В прохладном воздухе ощущались какие-то соседние морозы, может быть, морозы сейчас стояли в Петрограде, где Ленин и большевики так чудесно начали новую историю.
В три часа взводы Красной гвардии выступили в город. Впереди шли Муха, Семен Максимович, Криворотченко, еще несколько человек из комитета. Все они тоже были с винтовками, только Семен Максимович не изменил себе. Он шагал такой же размеренной и аккуратной походкой, и так же, по-деловому спокойно, переставлял свою суковатую палку, так же не оглядывался по сторонам. Алеша и Богатырчук шли сбоку, ряды отряда то отставали, то обгоняли их — то пухлый и широкий старый Котляров основательно ставил в песок тяжелые ноги, то Павел Варавва, туго перетянутый поясом, сверкал в темноте глазами, то Степан щеголял армейской выправкой. В последних рядах шли без оружия. Маруся пользовалась каждым случаем, чтобы пожаловаться:
— Товарищ Теплов, что же это такое, прости господи. Все люди как люди, а мы с пустыми руками.
— Маруся, да потерпи ты: идем же за оружием. Ты же знаешь?
— Ой, скорее бы уже прийти! Как долго идем!
При входе в парк догнали Алешу задыхающиеся шаги — человек бежал долго. Алеша оглянулся: силуэт был знакомый, взлохмаченный, над плечом торчало широкое дуло двустволки.
— Алексей, достал! Охотник знакомый, Ухов, все не давал, не давал. И сегодня еще покуражился, а потом говорит: на, для такого дела не жалко!
— Иван Васильевич, вот молодец! А патроны у тебя?
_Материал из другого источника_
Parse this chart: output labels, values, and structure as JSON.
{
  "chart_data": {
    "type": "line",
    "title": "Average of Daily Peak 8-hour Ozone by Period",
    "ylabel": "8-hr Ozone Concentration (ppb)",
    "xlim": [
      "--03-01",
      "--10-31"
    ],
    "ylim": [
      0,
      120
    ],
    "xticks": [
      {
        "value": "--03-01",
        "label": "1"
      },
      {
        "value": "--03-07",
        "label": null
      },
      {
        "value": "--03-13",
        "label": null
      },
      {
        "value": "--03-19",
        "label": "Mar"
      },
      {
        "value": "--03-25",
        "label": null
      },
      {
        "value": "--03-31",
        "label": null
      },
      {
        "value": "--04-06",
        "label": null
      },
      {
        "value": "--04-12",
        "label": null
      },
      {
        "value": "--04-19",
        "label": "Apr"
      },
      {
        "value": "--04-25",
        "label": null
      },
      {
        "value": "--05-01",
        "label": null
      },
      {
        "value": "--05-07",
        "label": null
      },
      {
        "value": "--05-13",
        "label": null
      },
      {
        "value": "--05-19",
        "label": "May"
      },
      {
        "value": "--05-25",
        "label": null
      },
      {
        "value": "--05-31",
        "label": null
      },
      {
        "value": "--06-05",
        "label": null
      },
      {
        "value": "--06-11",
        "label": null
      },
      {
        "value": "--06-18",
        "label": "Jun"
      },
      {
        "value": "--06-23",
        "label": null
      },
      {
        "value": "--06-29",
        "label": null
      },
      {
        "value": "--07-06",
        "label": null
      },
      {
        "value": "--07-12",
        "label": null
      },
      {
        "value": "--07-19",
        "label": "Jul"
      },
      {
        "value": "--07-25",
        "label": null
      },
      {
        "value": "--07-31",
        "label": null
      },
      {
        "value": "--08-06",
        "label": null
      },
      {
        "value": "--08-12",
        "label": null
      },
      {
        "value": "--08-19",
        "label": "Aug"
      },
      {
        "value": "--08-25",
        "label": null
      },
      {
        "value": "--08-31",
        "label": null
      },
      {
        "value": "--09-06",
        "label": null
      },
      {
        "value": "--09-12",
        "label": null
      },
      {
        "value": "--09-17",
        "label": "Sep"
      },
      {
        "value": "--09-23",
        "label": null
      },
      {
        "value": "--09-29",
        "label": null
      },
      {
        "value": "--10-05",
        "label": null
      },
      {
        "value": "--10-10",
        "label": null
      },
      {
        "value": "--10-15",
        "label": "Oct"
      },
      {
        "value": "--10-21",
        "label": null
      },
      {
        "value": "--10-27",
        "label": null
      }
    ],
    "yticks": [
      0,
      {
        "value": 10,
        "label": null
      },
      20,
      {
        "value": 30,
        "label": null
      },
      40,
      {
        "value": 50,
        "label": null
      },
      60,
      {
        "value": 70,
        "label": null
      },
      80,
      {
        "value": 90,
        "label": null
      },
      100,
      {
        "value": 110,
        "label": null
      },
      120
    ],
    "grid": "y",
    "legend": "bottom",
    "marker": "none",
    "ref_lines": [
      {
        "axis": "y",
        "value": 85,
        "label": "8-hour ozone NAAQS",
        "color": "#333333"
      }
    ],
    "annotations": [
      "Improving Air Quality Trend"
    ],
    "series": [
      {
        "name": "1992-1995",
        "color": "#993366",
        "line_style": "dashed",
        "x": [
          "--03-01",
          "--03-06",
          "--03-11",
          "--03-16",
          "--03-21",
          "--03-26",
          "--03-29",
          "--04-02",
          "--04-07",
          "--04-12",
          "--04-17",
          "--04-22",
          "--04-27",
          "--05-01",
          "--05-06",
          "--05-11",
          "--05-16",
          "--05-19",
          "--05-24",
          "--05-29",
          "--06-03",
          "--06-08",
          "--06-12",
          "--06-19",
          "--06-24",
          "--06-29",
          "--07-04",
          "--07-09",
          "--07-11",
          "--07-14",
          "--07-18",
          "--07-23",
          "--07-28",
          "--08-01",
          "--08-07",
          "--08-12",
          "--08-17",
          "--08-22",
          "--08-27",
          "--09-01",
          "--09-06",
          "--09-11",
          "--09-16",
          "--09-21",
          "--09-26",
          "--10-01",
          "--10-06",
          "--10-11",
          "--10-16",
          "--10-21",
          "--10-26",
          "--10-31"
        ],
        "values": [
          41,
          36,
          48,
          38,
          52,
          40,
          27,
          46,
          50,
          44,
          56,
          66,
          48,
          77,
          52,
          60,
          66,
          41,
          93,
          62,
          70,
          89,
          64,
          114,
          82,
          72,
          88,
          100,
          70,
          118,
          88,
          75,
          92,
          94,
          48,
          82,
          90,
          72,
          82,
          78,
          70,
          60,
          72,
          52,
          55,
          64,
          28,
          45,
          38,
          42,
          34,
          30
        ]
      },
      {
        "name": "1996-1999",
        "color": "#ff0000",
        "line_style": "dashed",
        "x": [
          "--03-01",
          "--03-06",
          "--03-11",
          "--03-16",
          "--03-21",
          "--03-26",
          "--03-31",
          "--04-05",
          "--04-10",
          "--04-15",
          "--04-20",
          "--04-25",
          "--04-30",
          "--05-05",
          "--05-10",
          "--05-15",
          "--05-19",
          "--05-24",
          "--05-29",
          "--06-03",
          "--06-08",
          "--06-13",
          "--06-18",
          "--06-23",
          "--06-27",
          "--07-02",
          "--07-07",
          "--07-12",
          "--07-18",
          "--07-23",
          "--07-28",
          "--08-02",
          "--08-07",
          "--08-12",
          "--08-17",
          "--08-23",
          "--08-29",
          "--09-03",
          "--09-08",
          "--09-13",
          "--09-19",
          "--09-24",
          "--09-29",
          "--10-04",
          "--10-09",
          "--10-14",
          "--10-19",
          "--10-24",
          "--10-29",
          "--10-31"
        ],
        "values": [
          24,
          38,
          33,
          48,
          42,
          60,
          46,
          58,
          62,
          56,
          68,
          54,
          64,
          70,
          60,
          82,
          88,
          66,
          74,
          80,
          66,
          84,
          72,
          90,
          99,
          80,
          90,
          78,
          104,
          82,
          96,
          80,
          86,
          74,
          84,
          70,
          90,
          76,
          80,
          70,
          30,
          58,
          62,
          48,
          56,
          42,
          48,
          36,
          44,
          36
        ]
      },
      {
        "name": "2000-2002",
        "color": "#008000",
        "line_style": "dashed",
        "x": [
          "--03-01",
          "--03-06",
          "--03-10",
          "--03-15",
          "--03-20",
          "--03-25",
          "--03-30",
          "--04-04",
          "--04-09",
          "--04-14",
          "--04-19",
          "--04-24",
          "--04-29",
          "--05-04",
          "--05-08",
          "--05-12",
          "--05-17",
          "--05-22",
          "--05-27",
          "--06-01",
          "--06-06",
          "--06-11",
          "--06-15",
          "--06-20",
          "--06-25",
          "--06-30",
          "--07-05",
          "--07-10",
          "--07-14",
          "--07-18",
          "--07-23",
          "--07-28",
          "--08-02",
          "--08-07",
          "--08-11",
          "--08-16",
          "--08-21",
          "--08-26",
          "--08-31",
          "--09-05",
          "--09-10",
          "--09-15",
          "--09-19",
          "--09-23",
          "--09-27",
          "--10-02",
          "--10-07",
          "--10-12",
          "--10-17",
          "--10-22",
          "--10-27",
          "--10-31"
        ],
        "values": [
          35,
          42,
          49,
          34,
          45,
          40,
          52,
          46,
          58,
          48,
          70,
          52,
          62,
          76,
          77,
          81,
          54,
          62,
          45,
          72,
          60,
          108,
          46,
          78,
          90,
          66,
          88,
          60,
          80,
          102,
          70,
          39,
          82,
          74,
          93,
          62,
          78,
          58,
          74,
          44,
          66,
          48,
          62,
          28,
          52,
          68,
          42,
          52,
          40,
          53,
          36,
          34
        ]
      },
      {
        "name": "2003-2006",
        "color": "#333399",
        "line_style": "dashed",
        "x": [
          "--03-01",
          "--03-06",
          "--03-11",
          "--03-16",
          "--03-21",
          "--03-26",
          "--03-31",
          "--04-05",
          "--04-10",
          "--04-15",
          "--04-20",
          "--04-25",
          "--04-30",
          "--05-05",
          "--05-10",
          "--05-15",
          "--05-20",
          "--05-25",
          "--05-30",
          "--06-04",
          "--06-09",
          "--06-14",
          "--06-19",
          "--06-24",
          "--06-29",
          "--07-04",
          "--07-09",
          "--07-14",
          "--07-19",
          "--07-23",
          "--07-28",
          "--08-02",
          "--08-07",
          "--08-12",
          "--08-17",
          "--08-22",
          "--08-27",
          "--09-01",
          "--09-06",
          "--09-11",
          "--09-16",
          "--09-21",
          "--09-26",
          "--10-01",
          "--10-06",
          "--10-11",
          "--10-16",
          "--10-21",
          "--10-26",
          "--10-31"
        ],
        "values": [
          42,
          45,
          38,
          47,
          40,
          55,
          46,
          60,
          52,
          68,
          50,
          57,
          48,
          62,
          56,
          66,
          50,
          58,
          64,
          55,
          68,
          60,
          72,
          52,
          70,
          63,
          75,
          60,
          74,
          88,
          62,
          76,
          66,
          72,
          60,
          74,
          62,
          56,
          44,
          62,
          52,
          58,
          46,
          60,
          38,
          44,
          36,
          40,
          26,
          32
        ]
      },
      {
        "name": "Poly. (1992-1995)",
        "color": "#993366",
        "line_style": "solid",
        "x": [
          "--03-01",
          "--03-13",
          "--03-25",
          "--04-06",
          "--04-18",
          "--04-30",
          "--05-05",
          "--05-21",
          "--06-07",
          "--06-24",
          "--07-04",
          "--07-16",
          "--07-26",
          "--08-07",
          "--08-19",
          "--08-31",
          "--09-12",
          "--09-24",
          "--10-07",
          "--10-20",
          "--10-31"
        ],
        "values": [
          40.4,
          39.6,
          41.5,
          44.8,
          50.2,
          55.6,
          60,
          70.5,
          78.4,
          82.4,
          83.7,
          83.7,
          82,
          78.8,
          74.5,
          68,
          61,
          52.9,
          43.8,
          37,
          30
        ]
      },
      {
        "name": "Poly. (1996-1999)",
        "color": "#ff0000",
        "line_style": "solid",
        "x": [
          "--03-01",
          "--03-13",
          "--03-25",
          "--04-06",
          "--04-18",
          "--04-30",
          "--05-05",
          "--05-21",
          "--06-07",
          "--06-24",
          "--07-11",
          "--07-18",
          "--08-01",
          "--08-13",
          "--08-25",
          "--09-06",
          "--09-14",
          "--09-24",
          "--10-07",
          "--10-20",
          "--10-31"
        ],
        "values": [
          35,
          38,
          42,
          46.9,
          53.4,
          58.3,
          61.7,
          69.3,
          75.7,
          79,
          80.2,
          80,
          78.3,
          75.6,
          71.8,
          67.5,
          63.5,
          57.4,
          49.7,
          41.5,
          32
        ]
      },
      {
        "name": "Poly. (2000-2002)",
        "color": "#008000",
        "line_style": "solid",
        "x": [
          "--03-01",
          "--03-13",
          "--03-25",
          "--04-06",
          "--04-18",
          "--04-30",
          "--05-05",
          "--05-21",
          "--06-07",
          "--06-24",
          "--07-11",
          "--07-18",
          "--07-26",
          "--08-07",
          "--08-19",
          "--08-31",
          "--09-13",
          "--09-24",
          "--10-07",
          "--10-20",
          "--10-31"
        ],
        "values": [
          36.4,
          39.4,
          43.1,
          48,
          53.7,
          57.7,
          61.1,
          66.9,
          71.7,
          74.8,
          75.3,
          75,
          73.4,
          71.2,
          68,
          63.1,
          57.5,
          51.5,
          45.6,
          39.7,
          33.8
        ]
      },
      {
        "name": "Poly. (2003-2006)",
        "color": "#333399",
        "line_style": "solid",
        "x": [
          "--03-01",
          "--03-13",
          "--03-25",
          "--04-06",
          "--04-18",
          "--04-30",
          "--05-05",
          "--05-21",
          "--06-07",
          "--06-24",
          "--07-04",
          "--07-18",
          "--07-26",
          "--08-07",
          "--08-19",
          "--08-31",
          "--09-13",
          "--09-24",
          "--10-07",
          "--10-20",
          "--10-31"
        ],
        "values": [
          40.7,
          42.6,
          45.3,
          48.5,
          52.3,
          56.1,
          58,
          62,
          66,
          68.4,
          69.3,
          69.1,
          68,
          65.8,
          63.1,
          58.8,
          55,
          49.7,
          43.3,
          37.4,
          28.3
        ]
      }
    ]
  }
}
— Десять штук волчьей дробью. Волчья поможет, как ты думаешь? Особенно если в голову.
Алеша сжал руку Сергея:
— Сразу и вопрос. По международным правилам, пожалуй, волчья дробь не допускается. А в этом случае, думаю, можно.
Богатырчук ответил:
— Волчья как раз в точку.
— Иван Васильевич, ты уж пока — с волчьей, а скоро мы тебе — винчестер.
Они прошли вперед, где Николай Котляров нес знамя, точно соблюдая уставное положение для полкового знаменщика. Знамя было небольшое, не пышное, не бархатное, и на нем была написана только одна строчка:
«Пролетарии всех стран, соединяйтесь!»
Груздев шагал рядом со знаменем.
— Кто это? — спросил Богатырчук. — Подкрепление-то.
— А это мой крестный батько.
— Крестил тебя?
— Крестил. На улице возле госпиталя.
Богатырчук расхохотался на весь парк:
— Это был интересный случай. Воображаю твою физиономию тогда!
— Физиономия была расстроенная, вероятно. Сергей, расскажи таки про Питер.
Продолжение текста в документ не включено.